A análise psicomotora indica que o uso contínuo da tesoura e da cola favoreceu a reorganização do gesto e do controle motor, corroborando a ideia de que o movimento é estruturante do pensamento. A experiência problematiza a visão utilitarista ou infantilizada dessas práticas, demonstrando seu potencial educativo em contextos de inclusão e aprendizagem ao longo da vida.

5- Considerações finais

Conclui-se que o recorte e a colagem, enquanto práticas da Arte-Educação, constituem recursos psicomotores inclusivos capazes de integrar corpo, percepção, cognição e expressão simbólica. O relato de experiência analisado evidencia que tais práticas favorecem não apenas o desenvolvimento motor, mas também a construção do sujeito enquanto ser criativo, autônomo e pensante.

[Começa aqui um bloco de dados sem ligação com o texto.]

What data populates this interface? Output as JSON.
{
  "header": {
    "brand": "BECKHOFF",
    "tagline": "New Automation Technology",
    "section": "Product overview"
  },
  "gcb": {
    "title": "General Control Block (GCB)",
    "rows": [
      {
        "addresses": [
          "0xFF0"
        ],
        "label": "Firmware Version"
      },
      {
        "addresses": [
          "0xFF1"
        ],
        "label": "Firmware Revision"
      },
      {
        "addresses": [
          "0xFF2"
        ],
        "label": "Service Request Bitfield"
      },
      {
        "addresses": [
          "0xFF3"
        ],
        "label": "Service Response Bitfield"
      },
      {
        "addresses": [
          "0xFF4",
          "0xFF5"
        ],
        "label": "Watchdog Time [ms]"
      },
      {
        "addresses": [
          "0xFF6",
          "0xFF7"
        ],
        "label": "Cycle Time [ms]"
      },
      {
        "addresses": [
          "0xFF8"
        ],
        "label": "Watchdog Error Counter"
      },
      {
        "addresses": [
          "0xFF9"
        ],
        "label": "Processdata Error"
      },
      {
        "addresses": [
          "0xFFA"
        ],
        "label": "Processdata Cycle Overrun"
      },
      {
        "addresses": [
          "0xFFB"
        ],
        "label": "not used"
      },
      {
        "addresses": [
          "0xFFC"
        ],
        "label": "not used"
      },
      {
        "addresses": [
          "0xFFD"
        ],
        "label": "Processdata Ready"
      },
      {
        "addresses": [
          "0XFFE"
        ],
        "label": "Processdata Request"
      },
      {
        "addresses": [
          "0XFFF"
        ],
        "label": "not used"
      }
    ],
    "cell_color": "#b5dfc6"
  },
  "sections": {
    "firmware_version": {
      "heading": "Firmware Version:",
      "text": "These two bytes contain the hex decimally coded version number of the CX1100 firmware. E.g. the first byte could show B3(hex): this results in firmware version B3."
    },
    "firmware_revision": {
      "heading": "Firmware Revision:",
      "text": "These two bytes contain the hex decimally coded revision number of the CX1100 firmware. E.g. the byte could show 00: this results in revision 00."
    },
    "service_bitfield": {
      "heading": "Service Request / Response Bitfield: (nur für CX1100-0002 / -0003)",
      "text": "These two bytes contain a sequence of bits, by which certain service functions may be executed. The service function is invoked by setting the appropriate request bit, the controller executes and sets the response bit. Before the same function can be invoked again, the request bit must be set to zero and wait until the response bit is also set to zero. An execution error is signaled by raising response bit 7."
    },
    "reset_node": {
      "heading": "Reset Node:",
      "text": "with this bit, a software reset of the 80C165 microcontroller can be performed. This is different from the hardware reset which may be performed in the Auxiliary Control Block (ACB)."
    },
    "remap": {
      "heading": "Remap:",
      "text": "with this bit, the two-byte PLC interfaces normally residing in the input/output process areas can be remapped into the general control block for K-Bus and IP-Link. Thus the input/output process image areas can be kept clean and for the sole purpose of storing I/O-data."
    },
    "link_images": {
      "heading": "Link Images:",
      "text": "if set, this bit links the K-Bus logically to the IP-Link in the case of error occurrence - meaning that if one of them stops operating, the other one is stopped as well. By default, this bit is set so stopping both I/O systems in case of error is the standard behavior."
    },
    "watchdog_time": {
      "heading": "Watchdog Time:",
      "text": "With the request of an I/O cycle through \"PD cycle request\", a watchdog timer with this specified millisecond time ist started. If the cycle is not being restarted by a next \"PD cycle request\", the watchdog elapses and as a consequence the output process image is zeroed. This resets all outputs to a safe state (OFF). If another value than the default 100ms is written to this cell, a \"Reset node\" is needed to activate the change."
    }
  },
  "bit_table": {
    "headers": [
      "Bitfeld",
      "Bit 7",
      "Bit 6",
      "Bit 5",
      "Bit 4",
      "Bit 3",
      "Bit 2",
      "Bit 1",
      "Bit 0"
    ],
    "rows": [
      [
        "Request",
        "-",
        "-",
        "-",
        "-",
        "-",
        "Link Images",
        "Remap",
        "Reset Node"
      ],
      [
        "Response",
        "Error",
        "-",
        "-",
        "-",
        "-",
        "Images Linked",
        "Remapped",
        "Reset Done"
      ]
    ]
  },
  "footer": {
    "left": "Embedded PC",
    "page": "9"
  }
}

Defende-se, portanto, a ampliação do uso do recorte e da colagem em diferentes contextos educacionais, reconhecendo-os como práticas artísticas legítimas e pedagogicamente potentes no campo da Arte-Educação e da Psicomotricidade.

Referências (sugestão)

LOWENFELD, V.; BRITTAIN, W. Desenvolvimento da capacidade criadora. São Paulo: Mestre Jou, 1977.

MANTOAN, M. T. E. Inclusão escolar. São Paulo: Moderna, 2003.

VYGOTSKY, L. S. A formação social da mente. São Paulo: Martins Fontes, 1991.

WALLON, H. A evolução psicológica da criança. Lisboa: Edições 70, 1975.